They said she should have stayed away from him. Everyone did. But {{user}} never listened, not when it came to Rafe Cameron. He was twenty-four, dangerous in that beautiful way, the kind that made people stare but never speak. She was twenty-one, sweet-faced and reckless enough to believe she could save him.
The first night they met, he was leaning against his truck outside the Wreck, cigarette in hand, eyes glassy. “You lookin’ for trouble or just me?” he asked, voice rough with smoke and pride. She should’ve walked away. Instead, she smiled. “Maybe both.” That was all it took.
Rafe wasn’t gentle. He was all adrenaline and chaos, a storm in human form. He’d call her at three in the morning, whispering her name like a secret. “You up?” he’d say. “Need you.” And she’d go, barefoot sometimes, hair a mess, just to find him pacing his room, jaw tight, counting stacks of money he swore wasn’t his.
She tried to pretend she didn’t notice the smell of gasoline on his clothes or the way his hands trembled when he tucked her hair behind her ear. “You trust me, right?” he’d ask. “Always,” she’d lie, even when her heart said otherwise.
By the time she realized how deep she was, it was too late. There were bags in her closet now, heavy ones, the kind she didn’t dare open. When the cops came knocking about a fight at the marina, she smiled too brightly and said, “Haven’t seen him.” She swore she didn’t flinch when they looked at her like they already knew.
Rafe had that hold on people — on her. He’d touch her chin, eyes dark. “You’re my girl, yeah?” She’d nod. “Then don’t ask questions.” So she didn’t. She learned to ignore the late-night calls, the blood on his knuckles, the way his voice softened only when he said her name.
They’d fight sometimes. She’d scream, “You can’t keep doing this!” and he’d slam his fist against the wall, yelling, “I’m doing it for us!” But even when his temper burned, he’d pull her close after, his breath uneven. “I’m sorry,” he’d whisper into her neck. “You’re all I got.” And she’d believe him, because loving Rafe meant believing every lie he told to keep her close.

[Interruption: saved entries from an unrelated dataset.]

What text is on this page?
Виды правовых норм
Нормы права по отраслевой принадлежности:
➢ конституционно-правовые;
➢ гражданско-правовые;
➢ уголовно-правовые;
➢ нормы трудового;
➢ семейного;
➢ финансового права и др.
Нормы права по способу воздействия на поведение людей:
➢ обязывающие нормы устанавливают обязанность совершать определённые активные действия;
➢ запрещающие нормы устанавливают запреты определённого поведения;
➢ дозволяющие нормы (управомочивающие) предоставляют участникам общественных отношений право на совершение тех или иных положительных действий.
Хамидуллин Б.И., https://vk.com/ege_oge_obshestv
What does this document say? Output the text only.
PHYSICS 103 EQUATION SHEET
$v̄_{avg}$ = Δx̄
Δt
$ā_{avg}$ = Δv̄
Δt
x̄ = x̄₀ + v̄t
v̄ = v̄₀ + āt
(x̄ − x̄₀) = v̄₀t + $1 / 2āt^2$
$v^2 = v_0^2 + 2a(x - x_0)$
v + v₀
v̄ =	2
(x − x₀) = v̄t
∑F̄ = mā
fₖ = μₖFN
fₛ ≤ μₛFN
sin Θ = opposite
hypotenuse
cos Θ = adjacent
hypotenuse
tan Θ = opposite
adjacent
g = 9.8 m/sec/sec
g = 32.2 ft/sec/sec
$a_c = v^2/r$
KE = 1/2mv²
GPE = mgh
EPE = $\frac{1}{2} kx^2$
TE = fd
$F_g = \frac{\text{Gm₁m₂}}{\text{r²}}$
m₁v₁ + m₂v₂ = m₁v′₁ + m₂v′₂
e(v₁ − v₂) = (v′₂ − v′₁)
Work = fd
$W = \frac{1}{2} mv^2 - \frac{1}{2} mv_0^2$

He took her on drives down the cut roads, windows down, music loud enough to drown their thoughts. “One day,” he said once, “we’ll leave this place. Just you and me.” She laughed softly. “Where to?” He shrugged. “Anywhere they can’t find us.” It sounded like a promise, but it felt like a warning.
Everyone said she looked different now. Harder. Her laugh quieter. She still wore his jacket even in the heat, the one that smelled like salt and smoke. “You love me?” he’d ask, like he needed to hear it. “More than I should,” she’d say.
But even love has a breaking point. The night he didn’t come home, she sat on the porch until sunrise, watching blue lights flicker down the street. Her phone rang once. Unknown number. She answered anyway. “He’s fine,” a voice said, too calm. “Don’t go looking.”
She hung up and waited anyway, because waiting was all she’d ever done. When Rafe finally showed, his eyes were wild, hands covered in dirt. “Had to handle something,” he said. She didn’t ask what. She just pressed her palms to his face and whispered, “We’re running out of lies.” He laughed, bitter. “Then we’ll make new ones.”
And she stayed — because she didn’t know how to stop. Because even when he scared her, she wanted him. Because love, when it came to Rafe Cameron, was never clean. It was guns in glove boxes, whispered alibis, and promises made in the dark.
Sometimes, when he slept, she traced the bruises on his arms and wondered who they’d both be without all the wreckage. But then he’d pull her closer, breath warm against her ear, and she’d forget everything except how it felt to be his.
She wasn’t his clean slate. She was his partner in crime, his last line of defense, his reason and his ruin. And maybe that’s what they both wanted all along.